ART LIVES TORIDE Where Art Is Born

Naoki Tomita

Toride is my hometown. I spent my teenage years being quite mischievous, and there was even a time when I attended Yoshimoto’s (comedian) training school. I have loved drawing pictures since I was a little girl, so I thought that art might help me get into college, so I started going to a prep school in front of the station. I went to university in Kyoto and came back to Toride when I entered the graduate school of Tokyo University of the Arts.

Right around that time, I participated in the launch of a shared studio called Studio Koudai, where I worked for about seven years. It was exactly one year ago that I turned this room in Togashira into my studio. I feel like I am at the starting line, outside of my comfort zone that is too good to be true with friends all around me.

The new studio didn’t have to be in Toride, and in fact I looked for a lot of places regarding the access to Tokyo, parking, size, and so on. But this place was close to my ideal. I could live on the second floor, but I feel that less than 10 minutes walk in the morning and at night is refreshing in a good way.

I am currently painting the scenery of Kyoto. Kyoto is the town where I used to live when I was in college, and it seems that the number of tourists has decreased tremendously due to the Corona disaster. That is the kind of Kyoto I want to paint. Rather than wanting to depict the city of Kyoto, I wanted to depict the world we live in now through Kyoto, so I took some pictures a while ago.

I feel beautiful when man-made things and nature are mixed or interrelated. For example, a town with snow falling. I think the artifact is a human being, and I guess I am trying to depict the moment when humans and this world are in relationship with each other. I think I probably want to depict human beings. I consider the landscape as one person’s world. That is why I think I am interested in people.

My paintings are basically landscapes and portraits. The theme in my mind is “nothingness.” Zero. I paint portraits of freeters, and freeters have the image of people who have lost their jobs. But on the other hand, we could also say that they are people who are starting their work now. I believe that nothingness is also a starting point.
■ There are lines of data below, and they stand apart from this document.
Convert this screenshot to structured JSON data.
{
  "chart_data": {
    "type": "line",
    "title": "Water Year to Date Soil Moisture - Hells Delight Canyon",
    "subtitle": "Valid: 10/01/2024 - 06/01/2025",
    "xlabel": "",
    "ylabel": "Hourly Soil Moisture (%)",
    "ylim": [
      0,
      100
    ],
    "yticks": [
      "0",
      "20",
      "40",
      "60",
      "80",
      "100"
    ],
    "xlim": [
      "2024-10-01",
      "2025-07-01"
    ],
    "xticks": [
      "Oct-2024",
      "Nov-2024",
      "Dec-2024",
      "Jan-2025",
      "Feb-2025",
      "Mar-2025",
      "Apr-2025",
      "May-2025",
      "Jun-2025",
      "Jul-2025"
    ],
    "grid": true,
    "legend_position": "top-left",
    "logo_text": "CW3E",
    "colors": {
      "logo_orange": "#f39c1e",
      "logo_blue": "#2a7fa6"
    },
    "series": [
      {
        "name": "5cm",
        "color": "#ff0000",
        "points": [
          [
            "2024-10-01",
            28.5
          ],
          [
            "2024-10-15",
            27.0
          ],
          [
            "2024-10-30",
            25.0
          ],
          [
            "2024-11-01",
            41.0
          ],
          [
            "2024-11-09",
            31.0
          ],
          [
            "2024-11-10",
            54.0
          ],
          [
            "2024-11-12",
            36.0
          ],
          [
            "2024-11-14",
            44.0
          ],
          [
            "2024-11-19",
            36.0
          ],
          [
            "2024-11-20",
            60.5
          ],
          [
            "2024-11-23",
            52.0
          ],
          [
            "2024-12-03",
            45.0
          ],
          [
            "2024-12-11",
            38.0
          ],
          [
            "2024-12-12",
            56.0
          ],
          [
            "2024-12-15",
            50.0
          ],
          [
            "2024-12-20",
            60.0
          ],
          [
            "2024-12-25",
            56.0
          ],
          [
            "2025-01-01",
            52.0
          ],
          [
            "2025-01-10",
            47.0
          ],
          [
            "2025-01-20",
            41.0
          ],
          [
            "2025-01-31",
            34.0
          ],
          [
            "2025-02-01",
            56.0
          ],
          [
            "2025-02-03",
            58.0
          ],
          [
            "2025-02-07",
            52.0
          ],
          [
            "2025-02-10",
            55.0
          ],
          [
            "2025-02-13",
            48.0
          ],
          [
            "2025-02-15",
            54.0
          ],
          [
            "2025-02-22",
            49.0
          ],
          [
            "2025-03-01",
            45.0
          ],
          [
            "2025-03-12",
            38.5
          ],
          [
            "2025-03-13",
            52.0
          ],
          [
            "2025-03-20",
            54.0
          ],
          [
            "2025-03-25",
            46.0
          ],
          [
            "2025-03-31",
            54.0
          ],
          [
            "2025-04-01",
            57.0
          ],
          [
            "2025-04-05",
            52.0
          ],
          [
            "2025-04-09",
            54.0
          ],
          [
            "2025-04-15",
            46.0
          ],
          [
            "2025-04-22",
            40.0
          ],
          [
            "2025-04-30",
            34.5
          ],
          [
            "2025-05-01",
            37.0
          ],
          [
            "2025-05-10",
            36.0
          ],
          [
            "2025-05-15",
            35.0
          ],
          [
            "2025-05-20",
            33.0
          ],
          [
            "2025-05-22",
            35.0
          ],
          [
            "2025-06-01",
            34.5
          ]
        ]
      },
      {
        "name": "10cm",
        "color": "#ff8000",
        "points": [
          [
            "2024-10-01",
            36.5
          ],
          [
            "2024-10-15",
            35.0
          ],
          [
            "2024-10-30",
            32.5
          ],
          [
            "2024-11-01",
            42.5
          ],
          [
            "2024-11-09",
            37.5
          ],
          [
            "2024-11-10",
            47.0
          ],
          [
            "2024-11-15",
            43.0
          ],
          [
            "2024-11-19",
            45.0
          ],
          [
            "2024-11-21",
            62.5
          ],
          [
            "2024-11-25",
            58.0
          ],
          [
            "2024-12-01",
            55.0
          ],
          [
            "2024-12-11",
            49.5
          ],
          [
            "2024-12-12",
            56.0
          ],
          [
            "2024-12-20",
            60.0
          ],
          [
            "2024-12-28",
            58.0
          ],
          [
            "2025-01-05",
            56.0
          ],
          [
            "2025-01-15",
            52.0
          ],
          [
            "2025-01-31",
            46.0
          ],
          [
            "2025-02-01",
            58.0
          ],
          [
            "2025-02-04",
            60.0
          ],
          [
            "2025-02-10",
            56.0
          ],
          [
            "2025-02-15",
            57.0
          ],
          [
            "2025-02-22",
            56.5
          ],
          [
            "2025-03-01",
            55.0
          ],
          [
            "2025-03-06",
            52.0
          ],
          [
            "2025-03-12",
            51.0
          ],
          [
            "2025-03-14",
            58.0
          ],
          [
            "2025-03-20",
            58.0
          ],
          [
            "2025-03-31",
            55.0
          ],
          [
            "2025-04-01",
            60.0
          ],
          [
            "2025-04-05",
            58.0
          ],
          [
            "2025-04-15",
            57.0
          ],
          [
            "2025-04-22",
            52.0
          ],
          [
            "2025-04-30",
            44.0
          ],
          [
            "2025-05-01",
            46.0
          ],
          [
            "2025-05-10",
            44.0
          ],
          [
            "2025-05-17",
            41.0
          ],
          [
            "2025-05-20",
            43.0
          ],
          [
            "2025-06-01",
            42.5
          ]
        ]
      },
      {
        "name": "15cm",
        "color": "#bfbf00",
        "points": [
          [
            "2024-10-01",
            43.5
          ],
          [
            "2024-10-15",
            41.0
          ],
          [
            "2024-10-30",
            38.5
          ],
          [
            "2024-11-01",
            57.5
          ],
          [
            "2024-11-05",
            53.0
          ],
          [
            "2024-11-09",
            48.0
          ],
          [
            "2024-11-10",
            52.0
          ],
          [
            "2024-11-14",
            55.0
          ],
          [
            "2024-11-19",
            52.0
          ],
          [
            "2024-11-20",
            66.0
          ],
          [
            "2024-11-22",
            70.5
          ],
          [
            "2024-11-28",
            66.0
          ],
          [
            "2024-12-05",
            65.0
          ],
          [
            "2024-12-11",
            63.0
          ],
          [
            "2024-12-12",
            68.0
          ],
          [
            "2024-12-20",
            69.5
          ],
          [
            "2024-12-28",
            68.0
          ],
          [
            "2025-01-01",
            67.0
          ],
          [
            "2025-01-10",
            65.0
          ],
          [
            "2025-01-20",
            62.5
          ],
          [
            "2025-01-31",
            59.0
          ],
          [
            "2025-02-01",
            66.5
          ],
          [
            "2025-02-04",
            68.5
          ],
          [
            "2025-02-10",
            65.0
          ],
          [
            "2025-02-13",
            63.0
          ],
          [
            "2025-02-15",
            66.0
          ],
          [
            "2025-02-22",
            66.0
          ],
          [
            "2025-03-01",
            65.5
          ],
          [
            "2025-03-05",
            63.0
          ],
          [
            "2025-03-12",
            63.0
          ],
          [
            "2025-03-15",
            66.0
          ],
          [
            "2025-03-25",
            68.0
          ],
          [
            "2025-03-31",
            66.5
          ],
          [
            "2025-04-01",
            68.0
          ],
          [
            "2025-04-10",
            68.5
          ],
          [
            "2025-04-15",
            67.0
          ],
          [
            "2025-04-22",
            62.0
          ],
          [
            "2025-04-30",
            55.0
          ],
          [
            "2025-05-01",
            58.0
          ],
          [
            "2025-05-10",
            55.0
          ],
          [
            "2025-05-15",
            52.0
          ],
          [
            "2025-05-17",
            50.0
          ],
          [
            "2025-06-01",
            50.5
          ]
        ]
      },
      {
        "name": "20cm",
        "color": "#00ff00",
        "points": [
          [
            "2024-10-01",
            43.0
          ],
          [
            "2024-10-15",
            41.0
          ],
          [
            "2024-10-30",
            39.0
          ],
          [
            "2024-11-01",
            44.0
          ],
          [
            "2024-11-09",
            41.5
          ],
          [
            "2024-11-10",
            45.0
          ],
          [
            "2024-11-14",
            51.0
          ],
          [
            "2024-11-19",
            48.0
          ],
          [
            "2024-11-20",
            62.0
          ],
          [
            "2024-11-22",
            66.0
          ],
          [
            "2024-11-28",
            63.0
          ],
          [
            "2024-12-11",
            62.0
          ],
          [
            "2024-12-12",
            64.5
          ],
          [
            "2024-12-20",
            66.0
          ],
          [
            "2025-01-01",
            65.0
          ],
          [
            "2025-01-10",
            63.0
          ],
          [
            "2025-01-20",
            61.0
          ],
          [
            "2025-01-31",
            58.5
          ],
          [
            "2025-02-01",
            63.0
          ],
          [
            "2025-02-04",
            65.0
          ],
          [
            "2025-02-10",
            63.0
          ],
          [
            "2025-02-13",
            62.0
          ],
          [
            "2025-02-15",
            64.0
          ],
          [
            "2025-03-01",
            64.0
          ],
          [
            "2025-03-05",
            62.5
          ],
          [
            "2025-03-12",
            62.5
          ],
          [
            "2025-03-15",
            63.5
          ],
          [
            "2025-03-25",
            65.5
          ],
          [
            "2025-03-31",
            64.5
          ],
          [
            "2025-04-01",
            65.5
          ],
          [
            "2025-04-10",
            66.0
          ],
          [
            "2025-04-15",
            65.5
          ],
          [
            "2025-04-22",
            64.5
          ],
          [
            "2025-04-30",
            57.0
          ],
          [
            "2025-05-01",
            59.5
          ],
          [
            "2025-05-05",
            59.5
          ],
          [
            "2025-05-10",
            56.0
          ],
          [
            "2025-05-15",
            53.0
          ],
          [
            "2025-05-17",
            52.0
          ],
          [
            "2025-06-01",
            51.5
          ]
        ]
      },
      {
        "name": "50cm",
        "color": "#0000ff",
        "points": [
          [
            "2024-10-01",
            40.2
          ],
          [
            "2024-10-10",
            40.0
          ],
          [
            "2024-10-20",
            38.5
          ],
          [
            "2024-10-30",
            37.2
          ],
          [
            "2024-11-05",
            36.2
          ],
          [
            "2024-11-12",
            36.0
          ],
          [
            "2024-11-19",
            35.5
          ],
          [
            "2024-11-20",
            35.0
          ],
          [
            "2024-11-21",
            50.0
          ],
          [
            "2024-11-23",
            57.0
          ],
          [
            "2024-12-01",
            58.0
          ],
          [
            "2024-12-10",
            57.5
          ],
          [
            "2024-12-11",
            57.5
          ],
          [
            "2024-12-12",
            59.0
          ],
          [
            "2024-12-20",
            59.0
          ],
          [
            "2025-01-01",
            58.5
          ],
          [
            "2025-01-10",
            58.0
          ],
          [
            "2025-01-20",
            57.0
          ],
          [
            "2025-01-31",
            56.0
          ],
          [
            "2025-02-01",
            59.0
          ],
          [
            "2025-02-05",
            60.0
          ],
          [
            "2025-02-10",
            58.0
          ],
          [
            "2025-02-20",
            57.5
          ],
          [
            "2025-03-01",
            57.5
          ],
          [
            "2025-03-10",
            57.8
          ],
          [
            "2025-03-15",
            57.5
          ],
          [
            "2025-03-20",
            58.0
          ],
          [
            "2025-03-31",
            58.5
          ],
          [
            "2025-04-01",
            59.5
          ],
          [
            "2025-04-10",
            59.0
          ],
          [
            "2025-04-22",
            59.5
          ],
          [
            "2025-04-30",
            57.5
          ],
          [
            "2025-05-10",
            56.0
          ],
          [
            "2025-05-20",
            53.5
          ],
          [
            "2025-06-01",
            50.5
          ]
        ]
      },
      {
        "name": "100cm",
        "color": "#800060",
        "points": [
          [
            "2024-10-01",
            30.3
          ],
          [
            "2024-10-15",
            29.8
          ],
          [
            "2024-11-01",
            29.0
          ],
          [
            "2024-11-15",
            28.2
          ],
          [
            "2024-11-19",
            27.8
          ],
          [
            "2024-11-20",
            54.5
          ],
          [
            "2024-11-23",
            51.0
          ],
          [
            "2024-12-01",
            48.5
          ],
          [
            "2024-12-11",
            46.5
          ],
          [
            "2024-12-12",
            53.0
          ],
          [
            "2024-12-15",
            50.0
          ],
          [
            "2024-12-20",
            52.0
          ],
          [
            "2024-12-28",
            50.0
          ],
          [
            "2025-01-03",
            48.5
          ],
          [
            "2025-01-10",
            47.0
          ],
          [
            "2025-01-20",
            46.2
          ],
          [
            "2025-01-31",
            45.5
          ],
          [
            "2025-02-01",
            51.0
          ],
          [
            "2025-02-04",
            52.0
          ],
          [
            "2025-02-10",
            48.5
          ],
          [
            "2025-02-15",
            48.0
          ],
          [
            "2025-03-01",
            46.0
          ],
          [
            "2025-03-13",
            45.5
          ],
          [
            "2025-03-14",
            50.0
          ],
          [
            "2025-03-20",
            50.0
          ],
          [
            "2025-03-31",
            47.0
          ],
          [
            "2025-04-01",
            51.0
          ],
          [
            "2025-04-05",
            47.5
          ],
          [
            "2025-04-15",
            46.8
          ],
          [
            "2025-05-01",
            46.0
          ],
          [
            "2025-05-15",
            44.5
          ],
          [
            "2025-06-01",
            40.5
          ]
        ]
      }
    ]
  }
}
I started painting vacant stores because I thought they were the same as freelancers, but they developed into a town. Toride also has more vacant stores and the area in front of the station is under construction. People’s world changes day by day. There is no beginning and no end. I think that can express a kind of zero point.

The drawing process also starts with a thin coat of paint, and then repeated revisions. As a result, it gets thicker. You can’t see the undercoat because it’s in the back. What you see now is a newly painted area. What is painted underneath is the past, and the present is based on the accumulation of the past. Although the work has been submitted as a finished product, it is not a finished product, and revisions can be made on top of it in the ongoing process.

I think it is the same with life. I want to express in my paintings what I feel are the endings and beginnings, or the things that are always being redone. When I look back on my life, it was a life of constantly starting over and correcting things. If there is no possibility to correct and recover again, I can’t do it. Perhaps I am encouraging myself by painting these pictures, and I hope that the people who see them will be able to sense this. It is not the end yet, and there are still possibilities.